In the class, high school and middle school students reassemble skeletons of marine mammals for college credit. Right now a lot depends on funding and timing as to who will reassemble it, but Atkinson wants it to be students in Sitka. She’s also hoping the reassembled skeleton will be displayed in Sitka.

The class, she says, covers multiple disciplines – from the biology and physiology of animals to their cultural significance to the policies about how they’re managed.

“It’s one of the special things that kids almost nowhere else in the world really have access to: the kinds of natural resources we have up here. So one of my focuses is trying to make sure kids get access to this. Otherwise, they really don’t learn much about their backyards. And when you have a backyard anything like coastal Alaska, it’s pretty fantastic. There’s a lot to learn here.”

As morning turns into afternoon, the skull gets cleaner and the carcass gets smaller. Up away from the tide, Dr. Rachel Dziuba is trying to get a tissue sample from the lungs.

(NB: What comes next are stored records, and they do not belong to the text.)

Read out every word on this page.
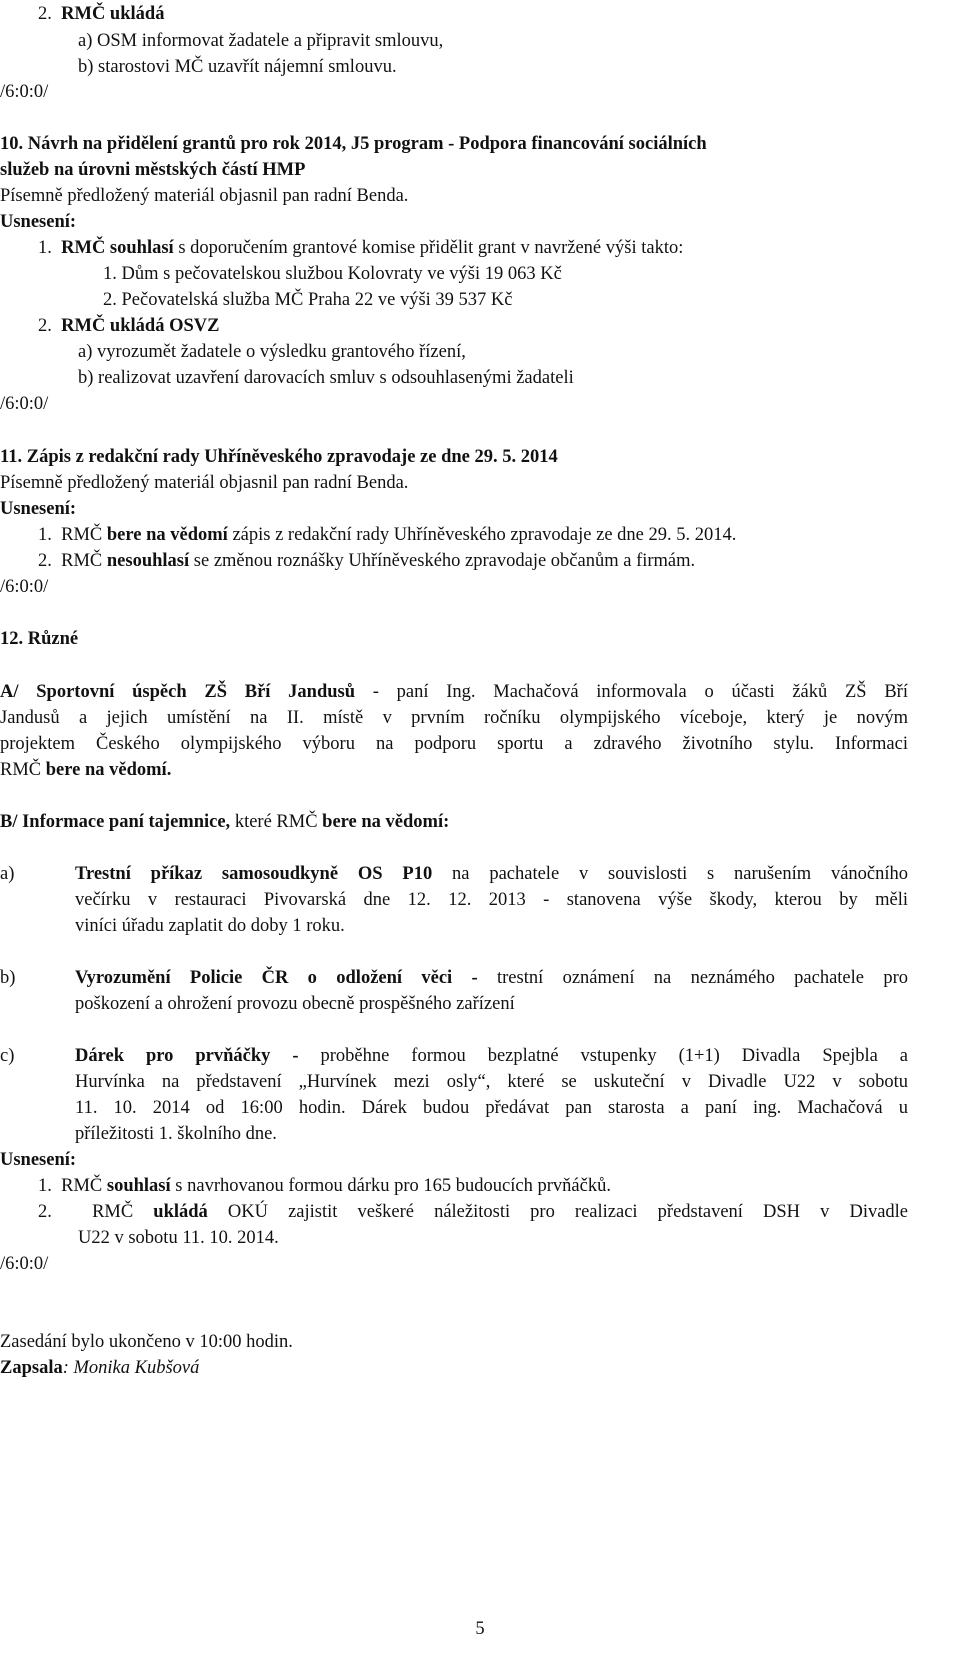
2. RMČ ukládá
a) OSM informovat žadatele a připravit smlouvu,
b) starostovi MČ uzavřít nájemní smlouvu.
/6:0:0/
10. Návrh na přidělení grantů pro rok 2014, J5 program - Podpora financování sociálních
služeb na úrovni městských částí HMP
Písemně předložený materiál objasnil pan radní Benda.
Usnesení:
1. RMČ souhlasí s doporučením grantové komise přidělit grant v navržené výši takto:
1. Dům s pečovatelskou službou Kolovraty ve výši 19 063 Kč
2. Pečovatelská služba MČ Praha 22 ve výši 39 537 Kč
2. RMČ ukládá OSVZ
a) vyrozumět žadatele o výsledku grantového řízení,
b) realizovat uzavření darovacích smluv s odsouhlasenými žadateli
/6:0:0/
11. Zápis z redakční rady Uhříněveského zpravodaje ze dne 29. 5. 2014
Písemně předložený materiál objasnil pan radní Benda.
Usnesení:
1. RMČ bere na vědomí zápis z redakční rady Uhříněveského zpravodaje ze dne 29. 5. 2014.
2. RMČ nesouhlasí se změnou roznášky Uhříněveského zpravodaje občanům a firmám.
/6:0:0/
12. Různé
A/ Sportovní úspěch ZŠ Bří Jandusů - paní Ing. Machačová informovala o účasti žáků ZŠ Bří
Jandusů a jejich umístění na II. místě v prvním ročníku olympijského víceboje, který je novým
projektem Českého olympijského výboru na podporu sportu a zdravého životního stylu. Informaci
RMČ bere na vědomí.
B/ Informace paní tajemnice, které RMČ bere na vědomí:
a)	Trestní příkaz samosoudkyně OS P10 na pachatele v souvislosti s narušením vánočního
večírku v restauraci Pivovarská dne 12. 12. 2013 - stanovena výše škody, kterou by měli
viníci úřadu zaplatit do doby 1 roku.
b)	Vyrozumění Policie ČR o odložení věci - trestní oznámení na neznámého pachatele pro
poškození a ohrožení provozu obecně prospěšného zařízení
c)	Dárek pro prvňáčky - proběhne formou bezplatné vstupenky (1+1) Divadla Spejbla a
Hurvínka na představení „Hurvínek mezi osly“, které se uskuteční v Divadle U22 v sobotu
11. 10. 2014 od 16:00 hodin. Dárek budou předávat pan starosta a paní ing. Machačová u
příležitosti 1. školního dne.
Usnesení:
1. RMČ souhlasí s navrhovanou formou dárku pro 165 budoucích prvňáčků.
2. RMČ ukládá OKÚ zajistit veškeré náležitosti pro realizaci představení DSH v Divadle
U22 v sobotu 11. 10. 2014.
/6:0:0/
Zasedání bylo ukončeno v 10:00 hodin.
Zapsala: Monika Kubšová
5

She’s using a knife to score them across the top like a loaf of bread.

“By 'breadloafing,' you’re just taking small sections and then you can look at the tissue in each section,” she says.  Dziuba is a veterinarian representing the Alaska Sea Life Center. She has a lot of experience performing necropsies, on a lot of different species.

“This is my first orca,” she says. “I’ve been out on several humpback whales, many other marine mammals – Steller sea lions, harbor porpoise, a lot of harbor seals, but never an orca. It’s a pretty rare find around here.”

The rareness of this find translates into important opportunities for the scientists on scene – to see how the whale is put together, to take samples back for analysis, and for Atkinson from UAF, to offer more opportunities for students in Sitka and elsewhere.

The necropsy team also included local volunteers, UAS whale biologist Jan Straley and members of her team, representatives of the Sitka Sound Science Center, the U.S. Forest Service, the National Park Service and NOAA.

The whale was discovered by some recreational boaters on March 13. They immediately called it in. Officials urge anyone who finds a stranded marine mammal – dead or alive – to do the same thing. The marine mammal stranding hotline can be reached at 1-877-925-7773.